Nevertheless, it’s worth thinking about how Trump would take on a candidate like Trump. I don’t think he’d do it with passive-aggressive sniping, like when DeSantis, while attacking the New York district attorney Alvin Bragg for indicting Trump, worked in a dig about the ex-president paying “hush money to a porn star.” Trump, faced with an opponent who had Trump’s own flaws, would just blast away at them all until he found something that stuck.

Trump’s approach to DeSantis’s war on Disney is instructive. Until approximately five minutes ago, DeSantis’s willingness to do battle with ostensibly “woke” corporations — even a giant of Florida tourism like Disney — was part of his appeal. But Trump didn’t try to show that he’d be even harder on Disney than DeSantis has been. Instead, he trolled DeSantis by taking Disney’s side, taunting the governor for getting “destroyed” by Disney and speculating that the company would stop investing in Florida. There is, so far, little sign that this is hurting Trump, even though the right has spent months demonizing Disney, a company Tucker Carlson compared to a “sex offender.” Consistent displays of dominance matter more to Republicans than consistent displays of principle.
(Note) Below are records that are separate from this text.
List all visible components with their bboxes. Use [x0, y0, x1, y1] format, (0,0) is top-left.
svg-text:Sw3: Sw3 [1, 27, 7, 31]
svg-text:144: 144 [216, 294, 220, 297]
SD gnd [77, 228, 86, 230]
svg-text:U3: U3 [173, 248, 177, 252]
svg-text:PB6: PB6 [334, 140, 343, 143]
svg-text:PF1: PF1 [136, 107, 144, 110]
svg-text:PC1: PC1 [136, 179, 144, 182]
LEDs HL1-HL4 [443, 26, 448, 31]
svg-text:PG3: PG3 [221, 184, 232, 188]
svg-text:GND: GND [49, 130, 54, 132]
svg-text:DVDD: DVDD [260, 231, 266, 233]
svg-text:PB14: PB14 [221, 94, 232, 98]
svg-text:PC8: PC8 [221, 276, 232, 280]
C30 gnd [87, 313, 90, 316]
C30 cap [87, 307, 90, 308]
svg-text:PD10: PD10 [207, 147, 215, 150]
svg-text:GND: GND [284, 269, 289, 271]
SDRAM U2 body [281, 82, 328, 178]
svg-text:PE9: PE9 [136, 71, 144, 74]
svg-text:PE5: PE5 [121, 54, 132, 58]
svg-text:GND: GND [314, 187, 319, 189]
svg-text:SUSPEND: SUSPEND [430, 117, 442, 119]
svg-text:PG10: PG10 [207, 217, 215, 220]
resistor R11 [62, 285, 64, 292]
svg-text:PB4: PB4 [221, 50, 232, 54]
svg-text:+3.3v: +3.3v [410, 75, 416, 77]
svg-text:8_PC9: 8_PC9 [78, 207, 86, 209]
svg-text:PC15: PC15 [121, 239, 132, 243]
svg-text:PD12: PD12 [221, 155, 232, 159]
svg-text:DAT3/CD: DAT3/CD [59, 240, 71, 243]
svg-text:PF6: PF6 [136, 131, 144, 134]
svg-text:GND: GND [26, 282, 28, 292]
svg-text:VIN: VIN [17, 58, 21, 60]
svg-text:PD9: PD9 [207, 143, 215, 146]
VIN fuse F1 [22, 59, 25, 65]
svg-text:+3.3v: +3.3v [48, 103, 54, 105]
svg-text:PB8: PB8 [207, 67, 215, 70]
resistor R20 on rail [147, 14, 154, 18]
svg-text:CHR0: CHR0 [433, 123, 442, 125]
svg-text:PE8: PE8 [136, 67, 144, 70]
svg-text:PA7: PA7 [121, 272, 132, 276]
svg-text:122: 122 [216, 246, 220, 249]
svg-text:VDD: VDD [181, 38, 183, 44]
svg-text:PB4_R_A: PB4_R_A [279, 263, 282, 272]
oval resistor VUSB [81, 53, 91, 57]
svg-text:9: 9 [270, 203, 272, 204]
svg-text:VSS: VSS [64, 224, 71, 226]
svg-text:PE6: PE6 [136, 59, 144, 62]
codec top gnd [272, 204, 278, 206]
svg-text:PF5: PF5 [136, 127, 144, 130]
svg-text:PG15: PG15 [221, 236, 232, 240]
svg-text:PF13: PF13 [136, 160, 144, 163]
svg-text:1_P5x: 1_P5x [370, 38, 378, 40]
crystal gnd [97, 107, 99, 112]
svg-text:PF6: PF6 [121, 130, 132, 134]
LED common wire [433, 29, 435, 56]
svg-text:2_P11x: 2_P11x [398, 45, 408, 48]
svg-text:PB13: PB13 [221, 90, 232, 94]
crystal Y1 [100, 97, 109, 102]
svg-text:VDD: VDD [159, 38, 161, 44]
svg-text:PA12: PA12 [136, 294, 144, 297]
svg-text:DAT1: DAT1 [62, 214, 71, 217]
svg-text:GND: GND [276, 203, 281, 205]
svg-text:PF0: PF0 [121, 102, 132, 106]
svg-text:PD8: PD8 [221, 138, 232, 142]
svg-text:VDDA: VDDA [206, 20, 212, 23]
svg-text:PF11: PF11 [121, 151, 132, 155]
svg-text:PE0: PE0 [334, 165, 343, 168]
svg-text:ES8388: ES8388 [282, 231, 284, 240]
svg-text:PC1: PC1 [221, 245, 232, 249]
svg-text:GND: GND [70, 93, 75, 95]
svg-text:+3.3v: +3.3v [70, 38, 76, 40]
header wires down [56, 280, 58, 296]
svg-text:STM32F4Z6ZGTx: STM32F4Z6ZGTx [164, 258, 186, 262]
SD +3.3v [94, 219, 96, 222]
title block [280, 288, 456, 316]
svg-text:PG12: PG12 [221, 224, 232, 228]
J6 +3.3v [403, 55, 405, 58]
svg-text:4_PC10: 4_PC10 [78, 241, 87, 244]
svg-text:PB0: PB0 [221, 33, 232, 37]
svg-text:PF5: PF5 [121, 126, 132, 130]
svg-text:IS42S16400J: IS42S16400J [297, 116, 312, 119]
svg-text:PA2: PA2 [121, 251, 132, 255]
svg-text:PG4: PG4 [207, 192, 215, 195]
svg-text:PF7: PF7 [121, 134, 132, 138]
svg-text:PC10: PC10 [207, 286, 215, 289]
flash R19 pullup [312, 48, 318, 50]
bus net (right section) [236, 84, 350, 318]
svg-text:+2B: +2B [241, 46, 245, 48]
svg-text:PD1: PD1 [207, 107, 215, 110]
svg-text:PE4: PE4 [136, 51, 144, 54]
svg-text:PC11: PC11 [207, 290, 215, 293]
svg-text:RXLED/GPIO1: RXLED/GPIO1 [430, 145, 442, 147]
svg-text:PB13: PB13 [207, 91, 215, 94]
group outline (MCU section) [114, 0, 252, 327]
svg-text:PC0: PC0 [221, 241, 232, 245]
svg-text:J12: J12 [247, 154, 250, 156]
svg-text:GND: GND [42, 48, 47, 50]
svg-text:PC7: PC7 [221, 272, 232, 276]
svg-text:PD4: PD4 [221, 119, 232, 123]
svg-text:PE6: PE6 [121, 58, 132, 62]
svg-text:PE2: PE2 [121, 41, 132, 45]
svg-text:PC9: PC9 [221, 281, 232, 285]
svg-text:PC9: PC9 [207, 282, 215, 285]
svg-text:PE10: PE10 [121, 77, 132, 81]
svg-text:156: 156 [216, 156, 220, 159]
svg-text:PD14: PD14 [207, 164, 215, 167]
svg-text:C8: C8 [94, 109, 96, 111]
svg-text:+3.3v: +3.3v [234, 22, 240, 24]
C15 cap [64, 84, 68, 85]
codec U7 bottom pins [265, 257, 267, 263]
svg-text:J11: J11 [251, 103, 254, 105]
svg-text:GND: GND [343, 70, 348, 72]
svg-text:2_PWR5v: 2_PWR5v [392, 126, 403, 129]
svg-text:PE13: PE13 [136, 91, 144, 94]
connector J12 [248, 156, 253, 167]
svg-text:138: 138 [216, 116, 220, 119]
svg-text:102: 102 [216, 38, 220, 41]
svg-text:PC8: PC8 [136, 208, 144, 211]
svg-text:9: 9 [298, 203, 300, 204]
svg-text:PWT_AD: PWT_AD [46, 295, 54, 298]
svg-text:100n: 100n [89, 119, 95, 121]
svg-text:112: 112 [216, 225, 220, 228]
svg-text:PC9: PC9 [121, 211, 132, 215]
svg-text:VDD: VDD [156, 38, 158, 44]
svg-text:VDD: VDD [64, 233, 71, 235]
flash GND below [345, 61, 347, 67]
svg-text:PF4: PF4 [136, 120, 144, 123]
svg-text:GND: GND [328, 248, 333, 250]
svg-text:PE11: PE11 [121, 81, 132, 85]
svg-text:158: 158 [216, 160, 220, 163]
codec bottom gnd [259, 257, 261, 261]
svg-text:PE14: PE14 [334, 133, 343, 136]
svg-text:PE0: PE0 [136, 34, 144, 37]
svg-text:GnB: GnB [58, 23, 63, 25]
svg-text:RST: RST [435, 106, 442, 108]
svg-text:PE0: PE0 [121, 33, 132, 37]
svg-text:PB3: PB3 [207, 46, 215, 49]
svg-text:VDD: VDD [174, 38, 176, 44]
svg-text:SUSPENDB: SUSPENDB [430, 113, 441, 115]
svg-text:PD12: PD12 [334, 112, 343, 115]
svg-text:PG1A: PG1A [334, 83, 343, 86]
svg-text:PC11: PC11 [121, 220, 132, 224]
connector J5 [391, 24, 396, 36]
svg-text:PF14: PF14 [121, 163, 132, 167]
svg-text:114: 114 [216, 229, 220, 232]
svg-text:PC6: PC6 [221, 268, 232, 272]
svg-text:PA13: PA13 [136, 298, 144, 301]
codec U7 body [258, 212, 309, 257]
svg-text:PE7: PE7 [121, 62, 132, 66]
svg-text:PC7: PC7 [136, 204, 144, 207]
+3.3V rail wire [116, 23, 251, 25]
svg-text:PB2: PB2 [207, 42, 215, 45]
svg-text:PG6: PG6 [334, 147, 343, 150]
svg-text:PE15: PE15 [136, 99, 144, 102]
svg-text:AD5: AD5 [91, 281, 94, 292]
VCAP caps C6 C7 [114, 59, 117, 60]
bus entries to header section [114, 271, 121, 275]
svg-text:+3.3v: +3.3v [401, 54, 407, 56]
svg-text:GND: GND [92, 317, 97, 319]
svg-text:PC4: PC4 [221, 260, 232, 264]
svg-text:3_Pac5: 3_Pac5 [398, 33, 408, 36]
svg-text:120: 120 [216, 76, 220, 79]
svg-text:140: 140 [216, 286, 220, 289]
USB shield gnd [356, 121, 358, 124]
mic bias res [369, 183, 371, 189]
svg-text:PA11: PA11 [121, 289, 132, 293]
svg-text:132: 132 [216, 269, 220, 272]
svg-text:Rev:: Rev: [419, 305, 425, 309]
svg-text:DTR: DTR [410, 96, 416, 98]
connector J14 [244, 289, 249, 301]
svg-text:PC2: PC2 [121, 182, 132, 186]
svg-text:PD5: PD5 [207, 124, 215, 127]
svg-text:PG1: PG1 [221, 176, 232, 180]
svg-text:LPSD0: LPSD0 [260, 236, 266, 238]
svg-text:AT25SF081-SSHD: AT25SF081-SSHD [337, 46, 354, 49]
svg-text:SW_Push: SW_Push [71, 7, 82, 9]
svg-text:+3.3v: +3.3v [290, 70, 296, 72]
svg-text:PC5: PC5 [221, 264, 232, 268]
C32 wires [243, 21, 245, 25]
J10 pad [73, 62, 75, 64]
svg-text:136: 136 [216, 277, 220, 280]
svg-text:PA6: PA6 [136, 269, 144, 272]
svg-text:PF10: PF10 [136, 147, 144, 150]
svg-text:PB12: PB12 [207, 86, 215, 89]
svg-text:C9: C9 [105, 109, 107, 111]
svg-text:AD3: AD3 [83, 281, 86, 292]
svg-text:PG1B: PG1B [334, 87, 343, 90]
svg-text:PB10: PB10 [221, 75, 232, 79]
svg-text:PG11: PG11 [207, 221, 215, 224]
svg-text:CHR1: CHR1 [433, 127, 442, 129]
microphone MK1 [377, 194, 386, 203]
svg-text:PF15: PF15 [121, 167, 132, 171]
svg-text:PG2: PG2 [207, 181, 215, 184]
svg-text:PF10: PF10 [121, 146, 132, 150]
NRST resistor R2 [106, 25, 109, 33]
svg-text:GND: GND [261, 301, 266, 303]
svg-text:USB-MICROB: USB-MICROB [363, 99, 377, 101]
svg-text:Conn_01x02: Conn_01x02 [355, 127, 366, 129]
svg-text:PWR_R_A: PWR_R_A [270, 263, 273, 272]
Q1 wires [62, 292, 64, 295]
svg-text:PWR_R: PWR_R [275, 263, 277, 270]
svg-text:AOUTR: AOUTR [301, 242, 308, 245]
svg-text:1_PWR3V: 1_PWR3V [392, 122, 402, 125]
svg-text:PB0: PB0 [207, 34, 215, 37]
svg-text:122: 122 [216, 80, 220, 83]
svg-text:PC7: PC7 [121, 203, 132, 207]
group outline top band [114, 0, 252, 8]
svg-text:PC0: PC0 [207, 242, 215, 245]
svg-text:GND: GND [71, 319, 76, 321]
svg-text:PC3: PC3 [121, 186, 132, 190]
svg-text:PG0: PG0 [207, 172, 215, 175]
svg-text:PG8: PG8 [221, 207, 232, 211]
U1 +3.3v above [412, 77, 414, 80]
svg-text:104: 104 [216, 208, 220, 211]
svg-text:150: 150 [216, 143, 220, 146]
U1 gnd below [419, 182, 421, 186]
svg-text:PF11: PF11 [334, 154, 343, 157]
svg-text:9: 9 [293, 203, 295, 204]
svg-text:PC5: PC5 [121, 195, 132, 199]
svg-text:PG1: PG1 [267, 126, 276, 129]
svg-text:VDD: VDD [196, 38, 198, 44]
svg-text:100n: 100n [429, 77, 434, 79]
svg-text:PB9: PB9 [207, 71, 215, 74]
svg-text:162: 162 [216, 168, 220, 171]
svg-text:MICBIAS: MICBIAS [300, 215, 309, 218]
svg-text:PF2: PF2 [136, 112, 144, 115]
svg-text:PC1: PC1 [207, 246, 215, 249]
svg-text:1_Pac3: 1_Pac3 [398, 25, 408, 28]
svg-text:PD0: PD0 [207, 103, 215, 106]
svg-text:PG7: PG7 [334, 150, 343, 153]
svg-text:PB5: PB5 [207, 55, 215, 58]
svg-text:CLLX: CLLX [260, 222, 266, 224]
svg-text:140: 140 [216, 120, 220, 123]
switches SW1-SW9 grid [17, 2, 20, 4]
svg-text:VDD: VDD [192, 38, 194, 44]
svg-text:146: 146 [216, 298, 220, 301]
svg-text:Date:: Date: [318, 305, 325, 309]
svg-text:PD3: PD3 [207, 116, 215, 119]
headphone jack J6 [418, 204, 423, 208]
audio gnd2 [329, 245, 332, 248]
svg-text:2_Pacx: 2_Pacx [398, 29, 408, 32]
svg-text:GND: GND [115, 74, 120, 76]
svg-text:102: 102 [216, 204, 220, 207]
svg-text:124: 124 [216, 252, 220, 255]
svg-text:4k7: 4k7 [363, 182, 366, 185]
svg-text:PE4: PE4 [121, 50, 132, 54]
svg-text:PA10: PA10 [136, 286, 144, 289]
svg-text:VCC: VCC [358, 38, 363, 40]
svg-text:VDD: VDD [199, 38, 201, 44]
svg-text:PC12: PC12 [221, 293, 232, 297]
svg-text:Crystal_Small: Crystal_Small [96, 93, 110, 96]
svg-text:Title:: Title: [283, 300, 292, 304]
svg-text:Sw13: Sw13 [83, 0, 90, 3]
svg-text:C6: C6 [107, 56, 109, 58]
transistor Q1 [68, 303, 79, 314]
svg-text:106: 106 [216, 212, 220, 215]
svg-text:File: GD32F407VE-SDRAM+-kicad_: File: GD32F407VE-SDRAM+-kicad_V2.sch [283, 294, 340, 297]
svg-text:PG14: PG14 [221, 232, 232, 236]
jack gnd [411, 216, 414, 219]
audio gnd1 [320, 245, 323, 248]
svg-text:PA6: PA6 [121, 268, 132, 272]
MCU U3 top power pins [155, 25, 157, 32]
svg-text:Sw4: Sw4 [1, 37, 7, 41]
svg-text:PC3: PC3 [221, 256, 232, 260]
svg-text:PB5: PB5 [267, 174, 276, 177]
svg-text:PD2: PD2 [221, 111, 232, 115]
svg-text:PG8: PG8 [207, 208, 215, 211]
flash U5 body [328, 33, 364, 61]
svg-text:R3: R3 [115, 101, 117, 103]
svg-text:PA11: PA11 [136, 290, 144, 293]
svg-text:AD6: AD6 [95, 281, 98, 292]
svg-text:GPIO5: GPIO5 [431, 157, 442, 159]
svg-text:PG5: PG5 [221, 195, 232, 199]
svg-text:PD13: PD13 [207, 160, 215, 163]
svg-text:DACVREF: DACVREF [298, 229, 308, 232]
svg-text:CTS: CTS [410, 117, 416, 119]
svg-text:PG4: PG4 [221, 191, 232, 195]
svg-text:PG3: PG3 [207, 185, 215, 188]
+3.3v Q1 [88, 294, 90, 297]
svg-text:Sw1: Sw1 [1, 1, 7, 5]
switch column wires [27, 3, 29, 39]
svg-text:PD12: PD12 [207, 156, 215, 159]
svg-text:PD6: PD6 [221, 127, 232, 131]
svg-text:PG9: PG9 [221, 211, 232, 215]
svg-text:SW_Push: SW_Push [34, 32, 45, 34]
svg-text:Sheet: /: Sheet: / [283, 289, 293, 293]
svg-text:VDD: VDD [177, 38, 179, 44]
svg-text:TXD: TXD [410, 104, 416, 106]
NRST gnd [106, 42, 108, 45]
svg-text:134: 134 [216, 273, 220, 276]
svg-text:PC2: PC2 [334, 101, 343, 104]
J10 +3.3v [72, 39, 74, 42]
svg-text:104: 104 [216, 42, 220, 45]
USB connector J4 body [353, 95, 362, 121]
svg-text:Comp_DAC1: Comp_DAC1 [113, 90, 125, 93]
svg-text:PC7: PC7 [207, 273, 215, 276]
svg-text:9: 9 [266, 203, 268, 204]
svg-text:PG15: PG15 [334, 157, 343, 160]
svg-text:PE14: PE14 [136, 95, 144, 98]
This doesn’t mean that Republican candidates should try to copy Trump’s insult comic act; they’ll almost certainly fail if they do. But they need to be, to use a Trumpish word, tough. As House speaker, Nancy Pelosi managed to repeatedly emasculate Trump not because she imitated him, but because she treated him like a petulant child. Most of Trump’s would-be Republican rivals, on the other hand, are treating him like an unstable father, fantasizing about supplanting him even as they cower in fear of his wrath.

An exception is the former New Jersey governor Chris Christie, who understands that you can’t beat Trump without fighting him. “I don’t believe that Republican voters penalize people who criticize Trump,” he told Politico, adding, “If you think you’re a better person to be president than Donald Trump, then you better make that case.” Whether Christie can make it is hard to say, given that he’s already abased himself before Trump more than once. But he’s right that no one’s going to defeat Trump until they stop acting scared of him.